So, I have been down in the dumps since girls weekend ended. It was great to have my friends here and to get to do fun stuff and be silly and have a good time. I miss being in North Dakota so I could do that more often. Of course, Sonny knows this and he feels bad about it, but there isn't really anything that we can do, except for win the lottery, which is kind of out of our hands. I have friends down here in the cities, at least I consider them my friends, I just live on the opposite side of the city and we don't get together as often as I would like.
Now don't get me wrong, but coming into my work environment this year is totally different. I am not viewed the same coming in as a married mother as I was as a single, childless woman. Maybe the meaning for married mother is boring, so no one asks you to do stuff because they think you are probably boring. I know that to not be true but who knows what anyone else thinks? Although it probably has a lot to do with the type of environment you work in too.

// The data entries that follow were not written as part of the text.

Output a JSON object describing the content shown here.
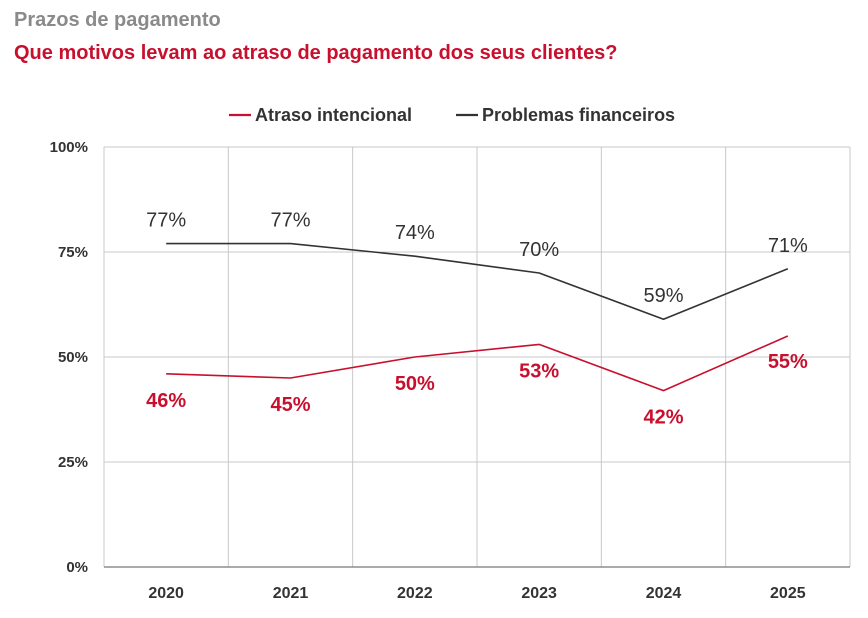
{
  "chart_data": {
    "type": "line",
    "kicker": "Prazos de pagamento",
    "title": "Que motivos levam ao atraso de pagamento dos seus clientes?",
    "categories": [
      "2020",
      "2021",
      "2022",
      "2023",
      "2024",
      "2025"
    ],
    "ylim": [
      0,
      100
    ],
    "yticks": [
      0,
      25,
      50,
      75,
      100
    ],
    "ytick_labels": [
      "0%",
      "25%",
      "50%",
      "75%",
      "100%"
    ],
    "grid": true,
    "legend_position": "top-center",
    "series": [
      {
        "name": "Atraso intencional",
        "color": "#c8102e",
        "values": [
          46,
          45,
          50,
          53,
          42,
          55
        ],
        "labels": [
          "46%",
          "45%",
          "50%",
          "53%",
          "42%",
          "55%"
        ]
      },
      {
        "name": "Problemas financeiros",
        "color": "#333333",
        "values": [
          77,
          77,
          74,
          70,
          59,
          71
        ],
        "labels": [
          "77%",
          "77%",
          "74%",
          "70%",
          "59%",
          "71%"
        ]
      }
    ]
  }
}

So I was thinking about how I like to blog so that everyone can know what I have been up to, but that a blog is not as personal as a journal and so I maybe don't write as much about what I am feeling as I would in a journal. In that sense, a blog is not as therapeutic as a journal. So is this not even helping me?!? What?!?
I have this feeling that I already wrote all the stuff that I am writing today. I need to do lesson plans so that I can get out of here at a decent time, but chances are, I won't get them done today. It would be really nice though to throw my things to do list away since this seems to be the only recurring thing.